Igualmente pensaron, y buscaron en sus libros de filosofía por muchas horas, sin encontrar nada en que ajustara a los deseos del gran rey.

 

El poderoso rey tenía muy próximo a él, un sirviente muy querido. Este hombre, que había sido también sirviente de su padre, y había cuidado de él cuando su madre había muerto, era tratado como parte de la familia y gozaba del respeto de todos.

Por este motivo, el rey decidió consultarle también a él. Y éste le dijo:

– “No soy un sabio, ni un académico, pero conozco el mensaje”

– “¿Cómo lo sabes?”. Preguntó el rey

– “Durante mi vida en palacio, he conocido todo tipo de gente, y en una ocasión me encontré con un maestro. Yo estuve a su servicio. Cuando se fue, yo le acompañé hasta la puerta para despedirlo. Y como gesto de agradecimiento me dio este mensaje”.

El anciano escribió en un diminuto papel el mensaje. Lo dobló y se lo entregó al rey.

– “Pero no lo leas”, dijo. “Házlo grabar en el anillo. Y míralo sólo cuando no encuentres salida en una situación”.

 

…Ese momento no tardó en llegar…

 

En mitad de una guerra, el rey se encontraba huyendo a caballo para salvar su vida, mientras sus enemigos lo perseguían. Estaba solo. Y llegó a un lugar donde el camino se acababa, y frente a él, un precipicio…

Lanzarse al vacío, sería fatal. No podía volver atrás, porque el enemigo le cerraba el camino. Podía escuchar el trote de los caballos y las voces que se acercaban.
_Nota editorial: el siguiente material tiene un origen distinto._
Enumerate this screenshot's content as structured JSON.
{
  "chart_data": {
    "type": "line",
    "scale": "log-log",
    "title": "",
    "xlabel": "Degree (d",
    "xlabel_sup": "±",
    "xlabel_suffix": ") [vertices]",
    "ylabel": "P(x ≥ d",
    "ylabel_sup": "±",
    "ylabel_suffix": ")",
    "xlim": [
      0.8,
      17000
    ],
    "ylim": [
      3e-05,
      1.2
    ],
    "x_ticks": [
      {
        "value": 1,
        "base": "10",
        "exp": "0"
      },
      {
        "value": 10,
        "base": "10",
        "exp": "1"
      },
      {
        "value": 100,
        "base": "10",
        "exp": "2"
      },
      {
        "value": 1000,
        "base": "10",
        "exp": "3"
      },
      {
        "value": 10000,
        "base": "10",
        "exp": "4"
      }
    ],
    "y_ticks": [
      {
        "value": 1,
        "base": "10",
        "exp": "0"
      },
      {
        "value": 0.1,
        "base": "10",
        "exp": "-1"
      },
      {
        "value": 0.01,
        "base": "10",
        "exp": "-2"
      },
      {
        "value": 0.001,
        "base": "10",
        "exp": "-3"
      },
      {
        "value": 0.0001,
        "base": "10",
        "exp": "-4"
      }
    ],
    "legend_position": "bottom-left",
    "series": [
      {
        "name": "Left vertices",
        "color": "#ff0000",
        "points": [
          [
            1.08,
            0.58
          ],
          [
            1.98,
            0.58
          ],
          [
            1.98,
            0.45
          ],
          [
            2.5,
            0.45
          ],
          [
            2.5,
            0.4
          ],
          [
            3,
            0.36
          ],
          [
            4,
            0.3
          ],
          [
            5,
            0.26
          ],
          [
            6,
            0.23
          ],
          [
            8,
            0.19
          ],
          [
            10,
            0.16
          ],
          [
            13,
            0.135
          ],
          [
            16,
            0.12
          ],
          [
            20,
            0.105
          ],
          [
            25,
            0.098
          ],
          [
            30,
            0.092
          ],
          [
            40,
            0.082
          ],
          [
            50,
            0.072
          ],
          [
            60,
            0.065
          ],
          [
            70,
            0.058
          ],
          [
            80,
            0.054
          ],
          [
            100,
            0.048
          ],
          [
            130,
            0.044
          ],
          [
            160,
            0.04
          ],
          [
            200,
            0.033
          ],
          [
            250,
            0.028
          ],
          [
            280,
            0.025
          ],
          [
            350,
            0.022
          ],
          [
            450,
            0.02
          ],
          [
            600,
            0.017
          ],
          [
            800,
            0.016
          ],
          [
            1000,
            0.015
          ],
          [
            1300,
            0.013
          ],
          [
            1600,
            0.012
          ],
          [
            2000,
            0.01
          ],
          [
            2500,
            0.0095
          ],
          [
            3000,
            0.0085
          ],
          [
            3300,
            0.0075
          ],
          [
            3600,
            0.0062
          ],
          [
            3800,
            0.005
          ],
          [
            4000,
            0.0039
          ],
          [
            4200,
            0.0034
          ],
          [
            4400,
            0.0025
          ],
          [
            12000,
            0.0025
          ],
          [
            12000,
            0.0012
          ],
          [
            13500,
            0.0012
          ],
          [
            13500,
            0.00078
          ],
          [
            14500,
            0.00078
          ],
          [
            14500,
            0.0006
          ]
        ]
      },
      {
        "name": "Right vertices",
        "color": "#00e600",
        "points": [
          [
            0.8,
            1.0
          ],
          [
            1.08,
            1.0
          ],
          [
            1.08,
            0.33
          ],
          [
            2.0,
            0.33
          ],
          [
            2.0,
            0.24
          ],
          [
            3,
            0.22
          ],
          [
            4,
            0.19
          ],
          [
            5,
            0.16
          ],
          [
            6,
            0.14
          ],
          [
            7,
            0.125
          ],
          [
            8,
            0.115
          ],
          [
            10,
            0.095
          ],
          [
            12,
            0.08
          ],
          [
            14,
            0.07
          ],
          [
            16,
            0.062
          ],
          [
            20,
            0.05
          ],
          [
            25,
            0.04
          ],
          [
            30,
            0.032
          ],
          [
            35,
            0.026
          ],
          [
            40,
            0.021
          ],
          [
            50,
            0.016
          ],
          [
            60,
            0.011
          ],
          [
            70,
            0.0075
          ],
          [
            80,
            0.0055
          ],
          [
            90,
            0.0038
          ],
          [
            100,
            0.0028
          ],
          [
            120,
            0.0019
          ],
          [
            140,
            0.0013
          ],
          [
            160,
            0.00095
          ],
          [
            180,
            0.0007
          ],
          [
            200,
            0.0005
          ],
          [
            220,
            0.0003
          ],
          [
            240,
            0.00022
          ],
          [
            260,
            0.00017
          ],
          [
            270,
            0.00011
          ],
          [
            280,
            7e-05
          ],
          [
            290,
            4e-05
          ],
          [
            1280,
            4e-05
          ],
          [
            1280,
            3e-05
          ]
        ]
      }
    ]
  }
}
Fue entonces cuando recordó el anillo. Se lo quitó, lo limpió de barro y con detenimiento leyó la inscripción de su interior:

Simplemente decía “Esto También Pasará”.

 

El día de la victoria, en la ciudad hubo una gran celebración… El rey se sentía muy orgulloso de sí mismo por haber logrado mantener la calma en la batalla y poder así reconquistar sus tierras.

En ese momento, nuevamente el anciano estaba a su lado y le dijo:

– “Apreciado rey, ha llegado el momento de que leas nuevamente el mensaje del anillo

– “¿Qué quieres decir?”, preguntó el rey. “Ahora estoy viviendo una situación de euforia y alegría, las personas celebran mi retorno, hemos vencido al enemigo”.

– “Escucha”, dijo el anciano. “Este mensaje no es solamente para situaciones desesperadas, también es para situaciones placenteras. No es sólo para cuando te sientes derrotado, también lo es para cuando te sientas victorioso. No es sólo para cuando eres el último, sino también para cuando eres el primero”.

El rey observó de nuevo el anillo y leyó el mensaje…

“ESTO TAMBIÉN PASARÁ”

Y, nuevamente sintió la misma paz, el mismo silencio, en medio de la muchedumbre que celebraba y bailaba. Pero el orgullo, el ego había desaparecido.

 

El rey pudo terminar de comprender el mensaje. Lo malo era tan transitorio como lo bueno.

 

 “Recuerda que todo pasa. Ningún acontecimiento ni ninguna emoción son permanentes. Como el día y la noche; hay momentos de alegría y momentos de tristeza. Acéptalos como parte de la dualidad de la naturaleza porque son la naturaleza misma de las cosas.